Design Philosophy

The system architecture is the high-level view of how all of the capabilities enabled by the prototypes tie together to produce a working system of interdependent components.

The problems this design addresses are:

  • How will the system be flexible enough to handle many different kinds of data? (Domain Services)
  • How do we get new data into the system? (Data Ingest)
  • How can we get an aggregate view of all available data across many different domains? (Metadata)
  • How do we tie together different data formats and conventions into one common view? (Resources)
  • What are some tools and services we can produce to make it simple to set up a new domain? (Implementation)

Conway’s Law: Any organization that designs a system (defined broadly) will produce a design whose structure is a copy of the organization’s communication structure.

Methodology

The goal of this system architecture is to decompose domains and make important information accessible through a common interoperable framework. This allows each domain to own its implementation while tying together the overall system. For example, a forecast model would be its own domain while buoy observations would be another. The forecast model might be stored in a NetCDF archive while the observations are in a time-series database. All domains are responsible for reporting their available data to the system, but otherwise their functions for data retrieval, ingest, and archiving are completely independent for maximum flexibility.

Architecture Diagram

Domain Service

Domain Services

The primary functions of the system are executed within domains. Each domain is responsible for its own data ingest, metadata extraction, and resource availability. A domain can theoretically be any combination of components as long as it adheres to the domain interface. Domains communicate with the rest of the system through the exchanges to ensure loose coupling and independent responsibility.

Ingest

The ingest is the method in which the domains become aware of new data. Each domain is responsible for reading data from the ingest exchange and determining what is appropriate for that domain or not.

Metadata

Metadata will need to be served in a standard JSON format from each domain. The system does not enforce standards or compliance; it simply returns what each domain is providing. It is the domain’s responsibility to provide compliant metadata.

Metadata may be queried globally across all domains or limited to specified domains.

Domains must track which metadata is associated with what data products.

Metadata Aggregation

In order to view the available data across the system, an aggregation service will report the entire system’s metadata from all domains. It will keep the aggregations up-to-date by subscribing to the domain exchange’s metadata events.

Resources

Resources describe the data endpoints that are available for consumers to use. Because of the varied nature of the raw data, resources simply describe where to retrieve data. How to retrieve that data is up to the consumer because each resource’s API may be different. Resources for an observation dataset may simply be a connection URL to a time series database. Resources for a forecast model may be a URL to a set of data files and/or an OpenDAP endpoint.

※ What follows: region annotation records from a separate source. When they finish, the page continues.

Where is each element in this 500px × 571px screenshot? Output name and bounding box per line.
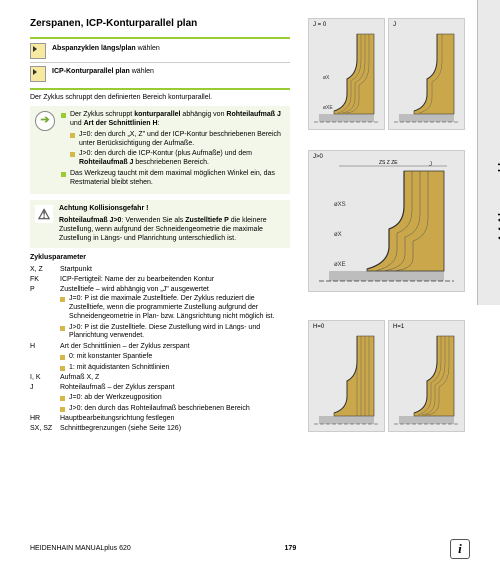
figure-h1-svg (389, 321, 464, 431)
separator (30, 62, 290, 63)
callout-info-body: Der Zyklus schruppt konturparallel abhän… (61, 111, 285, 189)
arrow-right-icon: ➔ (35, 111, 55, 131)
title-rule (30, 37, 290, 39)
cycle-icon-1 (30, 43, 46, 59)
callout-info: ➔ Der Zyklus schruppt konturparallel abh… (30, 106, 290, 194)
figure-j0-svg: øX øXE (309, 19, 384, 129)
page-footer: HEIDENHAIN MANUALplus 620 179 i (30, 539, 470, 559)
selector-row-2: ICP-Konturparallel plan wählen (30, 66, 290, 82)
svg-text:øXE: øXE (334, 262, 346, 268)
footer-left: HEIDENHAIN MANUALplus 620 (30, 545, 131, 554)
info-icon: i (450, 539, 470, 559)
rule-2 (30, 88, 290, 90)
intro-text: Der Zyklus schruppt den definierten Bere… (30, 94, 290, 103)
warning-head: Achtung Kollisionsgefahr ! (59, 205, 285, 214)
figure-j0: J = 0 øX øXE (308, 18, 385, 130)
page-title: Zerspanen, ICP-Konturparallel plan (30, 18, 290, 31)
callout-warning-body: Achtung Kollisionsgefahr ! Rohteilaufmaß… (59, 205, 285, 243)
svg-text:øXE: øXE (323, 105, 333, 111)
side-tab: 4.4 Abspanzyklen (477, 0, 500, 305)
footer-page: 179 (285, 545, 297, 554)
svg-text:øX: øX (323, 75, 330, 81)
params-head: Zyklusparameter (30, 254, 290, 263)
figure-large: J>0 øXS øX øXE J ZS Z ZE (308, 150, 465, 292)
warning-icon: ⚠ (35, 205, 53, 223)
selector-text-1: Abspanzyklen längs/plan wählen (52, 43, 160, 54)
parameters: Zyklusparameter X, ZStartpunkt FKICP-Fer… (30, 254, 290, 434)
figure-h0-svg (309, 321, 384, 431)
svg-text:øX: øX (334, 232, 342, 238)
figure-h1: H=1 (388, 320, 465, 432)
figure-h0: H=0 (308, 320, 385, 432)
figure-jgt0-top: J (388, 18, 465, 130)
selector-text-2: ICP-Konturparallel plan wählen (52, 66, 154, 77)
cycle-icon-2 (30, 66, 46, 82)
figure-j-svg (389, 19, 464, 129)
svg-text:øXS: øXS (334, 202, 346, 208)
figure-large-svg: øXS øX øXE J ZS Z ZE (309, 151, 464, 291)
svg-text:ZS Z ZE: ZS Z ZE (379, 160, 398, 166)
page: 4.4 Abspanzyklen Zerspanen, ICP-Konturpa… (0, 0, 500, 571)
callout-warning: ⚠ Achtung Kollisionsgefahr ! Rohteilaufm… (30, 200, 290, 248)
selector-row-1: Abspanzyklen längs/plan wählen (30, 43, 290, 59)
main-content: Zerspanen, ICP-Konturparallel plan Abspa… (30, 18, 290, 435)
svg-text:J: J (429, 162, 432, 168)
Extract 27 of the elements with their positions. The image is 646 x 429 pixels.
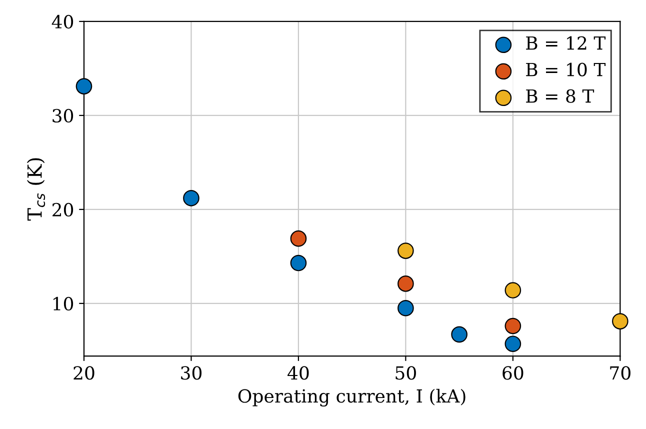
x-tick-label: 40 xyxy=(288,366,309,380)
y-tick-label: 20 xyxy=(52,202,74,217)
x-tick-label: 30 xyxy=(181,366,202,380)
x-tick-label: 50 xyxy=(396,366,416,380)
y-tick-label: 30 xyxy=(52,108,74,123)
point xyxy=(398,242,414,259)
point xyxy=(504,282,522,298)
point xyxy=(76,78,92,94)
point xyxy=(504,336,522,352)
y-tick-label: 40 xyxy=(52,14,74,29)
point xyxy=(504,318,522,334)
x-tick-label: 70 xyxy=(610,366,630,380)
x-tick-label: 60 xyxy=(502,366,524,380)
point xyxy=(451,326,468,343)
point xyxy=(612,313,628,330)
point xyxy=(183,190,200,206)
y-axis-title: T$_{cs}$ (K) xyxy=(26,158,46,221)
point xyxy=(398,276,414,292)
x-axis-title: Operating current, I (kA) xyxy=(238,388,466,407)
y-tick-label: 10 xyxy=(53,296,74,311)
legend-label: B = 8 T xyxy=(526,89,594,103)
legend-label: B = 10 T xyxy=(526,62,606,76)
legend-label: B = 12 T xyxy=(526,36,606,50)
point xyxy=(290,254,307,272)
point xyxy=(290,230,307,247)
x-tick-label: 20 xyxy=(74,366,94,380)
point xyxy=(398,300,414,316)
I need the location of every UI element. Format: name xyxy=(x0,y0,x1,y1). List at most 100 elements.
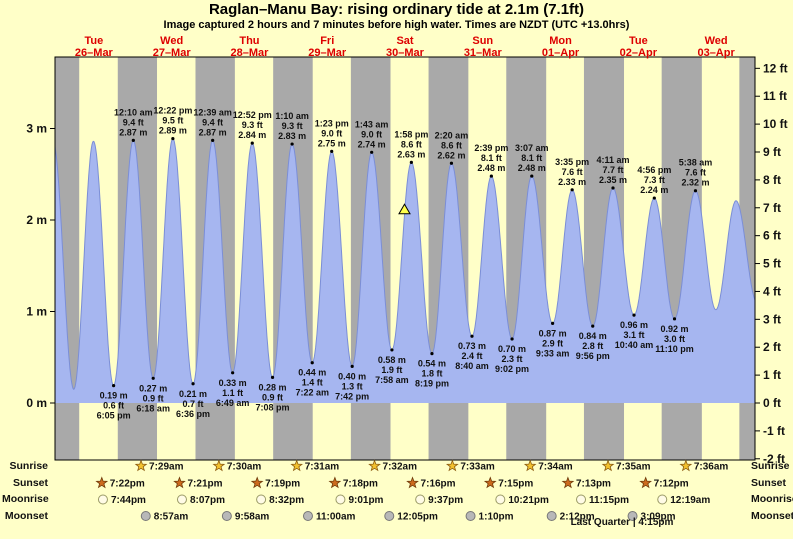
high-tide-dot xyxy=(370,150,374,154)
moonrise-time: 10:21pm xyxy=(508,495,549,506)
high-tide-dot xyxy=(489,174,493,178)
high-tide-height-ft: 7.6 ft xyxy=(685,168,706,178)
right-axis-label: 3 ft xyxy=(763,312,781,326)
sunset-time: 7:12pm xyxy=(654,479,689,490)
low-tide-dot xyxy=(470,334,474,338)
moonrise-time: 7:44pm xyxy=(111,495,146,506)
low-tide-time: 8:40 am xyxy=(455,361,489,371)
low-tide-height-m: 0.87 m xyxy=(539,328,567,338)
low-tide-dot xyxy=(231,371,235,375)
low-tide-height-ft: 2.3 ft xyxy=(502,354,523,364)
moonrise-time: 11:15pm xyxy=(589,495,629,506)
low-tide-height-ft: 2.8 ft xyxy=(582,341,603,351)
low-tide-time: 11:10 pm xyxy=(655,344,694,354)
day-label-weekday: Sat xyxy=(396,35,413,47)
tide-curve-area xyxy=(55,138,755,403)
low-tide-height-m: 0.27 m xyxy=(139,383,167,393)
low-tide-height-ft: 0.9 ft xyxy=(262,392,283,402)
low-tide-time: 7:22 am xyxy=(295,388,329,398)
moonset-time: 12:05pm xyxy=(397,512,438,523)
high-tide-time: 4:11 am xyxy=(596,155,629,165)
low-tide-time: 10:40 am xyxy=(615,340,654,350)
high-tide-height-ft: 9.3 ft xyxy=(282,121,303,131)
day-label-date: 30–Mar xyxy=(386,47,425,59)
high-tide-height-m: 2.84 m xyxy=(238,130,266,140)
moonrise-moon-icon xyxy=(97,494,108,505)
low-tide-time: 6:18 am xyxy=(136,403,170,413)
high-tide-height-m: 2.48 m xyxy=(477,163,505,173)
sunrise-star-icon xyxy=(446,459,459,472)
low-tide-height-ft: 1.8 ft xyxy=(421,369,442,379)
left-axis-label: 0 m xyxy=(26,396,47,410)
moonrise-time: 12:19am xyxy=(670,495,710,506)
day-label-date: 27–Mar xyxy=(153,47,192,59)
low-tide-dot xyxy=(672,317,677,321)
low-tide-height-m: 0.58 m xyxy=(378,355,406,365)
low-tide-height-m: 0.33 m xyxy=(219,378,247,388)
high-tide-time: 1:10 am xyxy=(275,111,309,121)
moonset-moon-icon xyxy=(627,511,638,521)
low-tide-dot xyxy=(310,361,314,365)
moonset-moon-icon xyxy=(221,511,232,521)
high-tide-height-m: 2.35 m xyxy=(599,175,627,185)
right-axis-label: 8 ft xyxy=(763,173,781,187)
high-tide-height-m: 2.63 m xyxy=(397,149,425,159)
right-axis-label: 11 ft xyxy=(763,89,787,103)
moonset-time: 11:00am xyxy=(316,512,356,523)
sunrise-time: 7:33am xyxy=(460,462,495,473)
sunrise-star-icon xyxy=(679,459,693,472)
sunrise-row-label-left: Sunrise xyxy=(9,460,48,472)
right-axis-label: 0 ft xyxy=(763,396,781,410)
day-label-date: 03–Apr xyxy=(697,47,735,59)
low-tide-height-ft: 0.9 ft xyxy=(143,393,164,403)
high-tide-height-ft: 9.5 ft xyxy=(162,116,183,126)
low-tide-height-m: 0.19 m xyxy=(100,391,128,401)
sunrise-time: 7:32am xyxy=(383,462,418,473)
sunset-star-icon xyxy=(406,476,419,489)
moonset-moon-icon xyxy=(465,511,476,521)
sunrise-star-icon xyxy=(523,459,537,472)
high-tide-time: 1:58 pm xyxy=(394,129,428,139)
high-tide-height-m: 2.48 m xyxy=(518,163,546,173)
high-tide-time: 12:22 pm xyxy=(153,106,192,116)
day-label-date: 29–Mar xyxy=(308,47,347,59)
moonrise-moon-icon xyxy=(495,494,506,505)
low-tide-dot xyxy=(632,313,636,317)
low-tide-dot xyxy=(191,382,195,386)
left-axis-label: 3 m xyxy=(26,122,47,136)
low-tide-height-ft: 0.6 ft xyxy=(103,401,124,411)
sunrise-time: 7:29am xyxy=(149,462,184,473)
day-label-date: 01–Apr xyxy=(542,47,580,59)
high-tide-height-ft: 8.1 ft xyxy=(521,153,542,163)
low-tide-height-ft: 1.4 ft xyxy=(302,378,323,388)
high-tide-time: 2:39 pm xyxy=(474,143,508,153)
low-tide-dot xyxy=(510,337,514,341)
day-label-date: 31–Mar xyxy=(464,47,503,59)
right-axis-label: 12 ft xyxy=(763,61,788,75)
moonrise-time: 9:37pm xyxy=(428,495,463,506)
sunset-star-icon xyxy=(328,476,342,489)
right-axis-label: 7 ft xyxy=(763,201,781,215)
high-tide-height-ft: 7.6 ft xyxy=(562,167,583,177)
low-tide-height-m: 0.96 m xyxy=(620,320,648,330)
day-label-weekday: Tue xyxy=(629,35,648,47)
sunset-row-label-left: Sunset xyxy=(12,477,48,489)
moonrise-row-label-left: Moonrise xyxy=(2,493,49,505)
high-tide-height-ft: 8.6 ft xyxy=(401,139,422,149)
low-tide-height-ft: 2.4 ft xyxy=(461,351,482,361)
moonrise-moon-icon xyxy=(335,494,346,505)
day-label-weekday: Sun xyxy=(472,35,493,47)
sunset-star-icon xyxy=(250,476,264,489)
low-tide-height-m: 0.44 m xyxy=(298,368,326,378)
right-axis-label: -2 ft xyxy=(763,452,785,466)
low-tide-time: 6:05 pm xyxy=(97,411,131,421)
right-axis-label: 1 ft xyxy=(763,368,781,382)
low-tide-height-ft: 1.1 ft xyxy=(222,388,243,398)
left-axis-label: 1 m xyxy=(26,305,47,319)
high-tide-dot xyxy=(131,138,135,142)
low-tide-dot xyxy=(591,324,595,328)
moon-phase-note: Last Quarter | 4:15pm xyxy=(570,517,674,528)
moonset-time: 8:57am xyxy=(154,512,189,523)
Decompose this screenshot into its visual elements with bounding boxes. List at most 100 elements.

One challenge of this approach will be ensuring that resources are accessible to consumers. Just because a URL is returned doesn’t ensure that the endpoint is reachable.

Metadata connection is also a resource so that the metadata database can be queried directly without us writing our own query services.

Domain Implementation

Templates can be developed to make setting up a new domain relatively simple. Templated capabilities may include:

  • A document database for storing metadata
  • Harvesting functions for metadata from a variety of standard file formats (e.g. netcdf, grib)
  • Ingest workflow (e.g. Prefect template) and extensible services
  • Configurable API services
  • Messaging exchange publish/subscribe mechanisms
  • Infrastructure provisioning
  • Configuration tools

Domain Registry

The domain registry is a stateful component that tracks each of the domains in the system. Domains are responsible for their own registration, and in return the domain registry monitors the health of domains and reports any problems. Once registered, domain functions are available to consumers.

Message Broker

The message broker is the controller for sending and receiving events throughout the system, as described in the Event Messaging section. The broker can host many exchanges (channels where messages are sent and received).

  • Ingest: Describes new data files available to be ingested into the appropriate domain
  • Domain: Each domain creates a new exchange for sending and receiving of its own messages.

Within an exchange, messages can be differentiated by Topic.

Events

The system is event-driven. The purpose the messaging exchange is to publish state change events to external consumers.

The following events are required to be implemented:

  • New metadata (JSON string of new metadata)
  • Data Product
  • Log events

These events will be listened to by additional services such as a metadata aggregation service.